Esa incertidumbre permanente cuando amaneces bien por la mañana y rígido por la tarde; cuando tu cuerpo “deja de obedecerte” y ya no puedes escribir, hablar o caminar; cuando la negación, el duelo y la adaptación es la única salida. Todo esto lo tienen que tienen vivir los pacientes y familiares que conviven con el Parkinson.
La buena noticia para ellos viene de Japón, en donde gracias a un nuevo tratamiento, los pacientes recibirán trasplantes de células madre en sus cerebros.
Vivir con temblores no es para nada fácil; mucho menos negociar todos los días con el cuerpo. La mente quiere moverse, pero el organismo responde lento, rígido, impredecible…
Los primeros síntomas de algunos amigos y conocidos que sufren de Parkinson aparecen con temblores en la mano, seguido de una afectación a su identidad, el trabajo y la familia.
De repente, necesitan ayuda para vestirse, dependen de una docena de medicamentos (que producen efectos secundarios devastadores) y su autonomía se va extinguiendo como una hoguera cuando las brasas se vuelven cenizas…
Basta con ver (o haber visto) personajes queridos como el actor Michael J. Fox, Muhammad Ali, Ozzy Osbourne, Robin Williams, diagnosticados con “la enfermedad del temblor”. Ellos, se suman a las diez millones de personas en todo el mundo, que sufren actualmente de este trastorno neuro degenerativo.
Quien padece Parkinson un día se levantan, y la incertidumbre se convierte en su principal miedo, porque esta enfermedad no tiene misericordia, se comporta como una “ruleta rusa”: a unos les “sale” rigidez corporal severa, a otros caídas emocionales y algunos presentan episodios en los que simplemente el cuerpo “se les apaga”.
Mientras que algunos amigos y conocidos se someten a terapias neurológicas de estimulación profunda (muchas de ellas mejoran sus síntomas motores, y una década, después ya pueden vestirse solos, mantienen una vida relativamente independiente y hasta conducen un coche); otros atraviesan periodos de recuperación parcial, o en algunos casos, terminan en silla de ruedas.
Conversando con ellos, me comentan que el deterioro lo ralentizan (y mejoran su estado de ánimo) practicando instrumentos y jugando tenis de mesa mientras libran una batalla profunda y dolorosa: aceptar la enfermedad. También acuden a fisioterapia, pilates, hidroterapia bajo una premisa: maximizar lo que pueden hacer y no quejarse de lo que no pueden. Gran lección de vida.
Esta terapia regenerativa e innovadora de la que les voy a hablar, estará disponible a mitad de año, al menos en Japón, gracias a la farmaceútica Sumitomo Pharma, quien la comercializará bajo el nombre de Amchepry.

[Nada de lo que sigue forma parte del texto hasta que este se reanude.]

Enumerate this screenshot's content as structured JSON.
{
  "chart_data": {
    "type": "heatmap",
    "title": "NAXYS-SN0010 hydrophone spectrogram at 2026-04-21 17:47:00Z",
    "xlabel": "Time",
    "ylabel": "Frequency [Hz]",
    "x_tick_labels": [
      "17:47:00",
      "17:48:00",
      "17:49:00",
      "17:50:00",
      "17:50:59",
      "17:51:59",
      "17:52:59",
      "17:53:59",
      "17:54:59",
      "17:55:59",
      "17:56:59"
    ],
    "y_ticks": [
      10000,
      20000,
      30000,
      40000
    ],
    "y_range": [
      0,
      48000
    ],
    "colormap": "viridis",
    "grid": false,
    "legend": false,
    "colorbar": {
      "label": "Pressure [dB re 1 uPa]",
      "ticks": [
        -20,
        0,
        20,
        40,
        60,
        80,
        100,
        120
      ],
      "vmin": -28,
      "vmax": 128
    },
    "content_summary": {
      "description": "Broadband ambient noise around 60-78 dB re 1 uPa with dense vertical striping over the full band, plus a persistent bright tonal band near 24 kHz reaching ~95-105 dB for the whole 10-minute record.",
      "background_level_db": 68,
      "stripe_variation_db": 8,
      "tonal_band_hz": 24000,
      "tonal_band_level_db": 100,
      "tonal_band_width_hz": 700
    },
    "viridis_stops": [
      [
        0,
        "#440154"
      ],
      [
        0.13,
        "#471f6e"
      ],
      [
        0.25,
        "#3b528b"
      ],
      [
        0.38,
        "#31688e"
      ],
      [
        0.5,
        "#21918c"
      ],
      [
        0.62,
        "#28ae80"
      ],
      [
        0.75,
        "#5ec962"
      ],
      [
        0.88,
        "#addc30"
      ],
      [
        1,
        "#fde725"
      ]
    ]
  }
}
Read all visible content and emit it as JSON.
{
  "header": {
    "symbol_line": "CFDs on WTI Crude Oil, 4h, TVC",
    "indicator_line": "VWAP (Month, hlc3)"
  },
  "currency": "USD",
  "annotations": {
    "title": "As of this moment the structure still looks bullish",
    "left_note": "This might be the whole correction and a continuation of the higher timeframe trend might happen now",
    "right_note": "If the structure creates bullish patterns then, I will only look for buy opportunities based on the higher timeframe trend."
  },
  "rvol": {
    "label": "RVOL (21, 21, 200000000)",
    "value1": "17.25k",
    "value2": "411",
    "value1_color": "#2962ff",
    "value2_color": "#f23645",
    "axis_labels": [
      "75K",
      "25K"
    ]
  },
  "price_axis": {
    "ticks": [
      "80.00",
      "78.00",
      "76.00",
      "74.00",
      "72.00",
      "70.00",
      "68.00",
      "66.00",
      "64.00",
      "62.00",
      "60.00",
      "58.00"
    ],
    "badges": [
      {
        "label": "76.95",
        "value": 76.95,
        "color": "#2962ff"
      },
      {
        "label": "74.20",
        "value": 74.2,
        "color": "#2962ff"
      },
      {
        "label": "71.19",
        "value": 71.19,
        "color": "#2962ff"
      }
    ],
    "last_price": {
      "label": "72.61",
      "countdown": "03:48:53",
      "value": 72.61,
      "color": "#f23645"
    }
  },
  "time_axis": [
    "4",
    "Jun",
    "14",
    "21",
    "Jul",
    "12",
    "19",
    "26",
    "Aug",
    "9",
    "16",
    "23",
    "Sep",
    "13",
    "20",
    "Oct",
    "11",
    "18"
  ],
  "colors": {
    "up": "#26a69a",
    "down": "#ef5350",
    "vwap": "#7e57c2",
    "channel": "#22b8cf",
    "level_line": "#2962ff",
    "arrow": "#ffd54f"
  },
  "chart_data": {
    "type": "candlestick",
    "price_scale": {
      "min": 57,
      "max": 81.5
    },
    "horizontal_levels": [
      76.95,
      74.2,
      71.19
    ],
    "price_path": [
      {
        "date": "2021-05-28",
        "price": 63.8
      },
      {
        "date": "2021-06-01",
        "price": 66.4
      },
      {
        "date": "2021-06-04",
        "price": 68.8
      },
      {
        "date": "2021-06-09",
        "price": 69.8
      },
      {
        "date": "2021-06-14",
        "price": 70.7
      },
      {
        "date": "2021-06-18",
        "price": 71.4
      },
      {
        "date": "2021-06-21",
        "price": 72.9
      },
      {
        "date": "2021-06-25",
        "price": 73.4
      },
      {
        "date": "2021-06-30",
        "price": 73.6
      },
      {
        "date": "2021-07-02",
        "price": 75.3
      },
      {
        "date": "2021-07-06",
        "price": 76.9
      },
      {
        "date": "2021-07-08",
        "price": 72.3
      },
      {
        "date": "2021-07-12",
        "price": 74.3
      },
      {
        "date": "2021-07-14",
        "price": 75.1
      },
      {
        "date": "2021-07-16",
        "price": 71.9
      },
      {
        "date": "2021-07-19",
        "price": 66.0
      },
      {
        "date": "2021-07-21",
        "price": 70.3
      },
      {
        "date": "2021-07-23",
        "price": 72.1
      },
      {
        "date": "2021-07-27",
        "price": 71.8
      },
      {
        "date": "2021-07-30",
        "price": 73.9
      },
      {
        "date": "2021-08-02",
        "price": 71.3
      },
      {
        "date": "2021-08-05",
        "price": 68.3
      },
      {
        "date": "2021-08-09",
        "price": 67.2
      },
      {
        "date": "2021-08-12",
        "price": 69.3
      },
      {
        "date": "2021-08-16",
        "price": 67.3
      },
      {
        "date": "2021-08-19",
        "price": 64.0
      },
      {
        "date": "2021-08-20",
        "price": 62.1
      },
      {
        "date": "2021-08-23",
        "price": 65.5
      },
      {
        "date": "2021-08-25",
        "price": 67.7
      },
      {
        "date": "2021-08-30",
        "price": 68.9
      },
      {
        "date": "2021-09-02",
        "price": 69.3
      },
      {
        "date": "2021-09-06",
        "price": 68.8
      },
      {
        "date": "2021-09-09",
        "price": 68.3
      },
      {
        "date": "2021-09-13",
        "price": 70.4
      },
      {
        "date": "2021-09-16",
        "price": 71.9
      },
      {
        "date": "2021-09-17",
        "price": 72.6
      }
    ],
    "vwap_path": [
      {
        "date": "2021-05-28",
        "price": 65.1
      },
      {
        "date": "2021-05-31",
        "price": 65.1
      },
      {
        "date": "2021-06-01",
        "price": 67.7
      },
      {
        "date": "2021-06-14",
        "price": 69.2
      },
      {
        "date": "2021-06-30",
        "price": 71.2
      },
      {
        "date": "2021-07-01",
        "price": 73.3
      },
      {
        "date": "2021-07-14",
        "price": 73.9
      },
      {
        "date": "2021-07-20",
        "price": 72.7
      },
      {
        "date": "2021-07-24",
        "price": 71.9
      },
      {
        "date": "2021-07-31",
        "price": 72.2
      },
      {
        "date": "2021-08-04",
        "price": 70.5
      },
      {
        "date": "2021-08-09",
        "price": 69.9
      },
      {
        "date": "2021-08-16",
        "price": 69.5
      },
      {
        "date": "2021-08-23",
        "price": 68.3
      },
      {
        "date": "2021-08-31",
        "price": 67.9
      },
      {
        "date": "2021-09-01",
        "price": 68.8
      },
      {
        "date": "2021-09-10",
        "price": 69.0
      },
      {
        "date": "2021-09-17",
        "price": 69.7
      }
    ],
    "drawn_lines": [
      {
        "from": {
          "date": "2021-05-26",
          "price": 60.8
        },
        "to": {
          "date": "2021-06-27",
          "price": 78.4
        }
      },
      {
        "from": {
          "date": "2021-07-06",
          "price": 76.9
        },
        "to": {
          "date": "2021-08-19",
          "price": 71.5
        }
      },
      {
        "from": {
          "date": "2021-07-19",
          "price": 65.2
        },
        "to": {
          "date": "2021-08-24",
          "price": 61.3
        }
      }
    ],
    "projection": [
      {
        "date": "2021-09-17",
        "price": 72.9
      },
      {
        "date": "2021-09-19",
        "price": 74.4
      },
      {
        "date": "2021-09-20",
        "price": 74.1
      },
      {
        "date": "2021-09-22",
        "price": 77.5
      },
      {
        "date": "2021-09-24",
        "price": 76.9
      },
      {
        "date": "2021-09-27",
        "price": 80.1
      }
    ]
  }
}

Reprogramar células adultas: la nueva esperanza para el Parkinson
Más allá de entender que muy pronto, los pacientes con Parkinson recibirán “células madre pluripotentes inducidas (iPS)”, lo sorprentente de estos avances científicos es que que logren reprogramar genéticamente células adultas (no embriones) para regresarlas a un estado juvenil. ¡Es decir que las células cerebrales volverán a comportarse como lo hacían cuando el paciente era joven! Increíble pero cierto.
No solo hay que agradecer a Sumitomo Pharma y a Amchepry: también a quien investigó durante tantos años estas células: El científico japonés Shinya Yamanaka, ganador del Premio Nobel de Medicina en 2012.
¡Y hay más buenas noticias! Además de Amchepry, aprobaron otro medicamento, ReHeart, desarrollado por un profesor llamado Yoshiki Sawa y su equipo de la Universidad de Osaka.
Se trata de unas láminas de células miocárdicas que forman nuevos vasos sanguíneos y restauran la función del corazón, y que fueron implantadas en el cerebro de pacientes con Parkinson.
Los resultados fueron fascinantes: las láminas se convirtieron en células cerebrales productoras de dopamina, es decir, en neurotransmisores con los que los pacientes con Parkinson lastimosamente ya no cuentan; y es ese transtorno el que precisamente les genera temblores y dificultades de movimiento.
Me alegro que gracias a la ciencia y la medicina japonesa, el cerebro de los pacientes con Parkinson podrá ser reparado.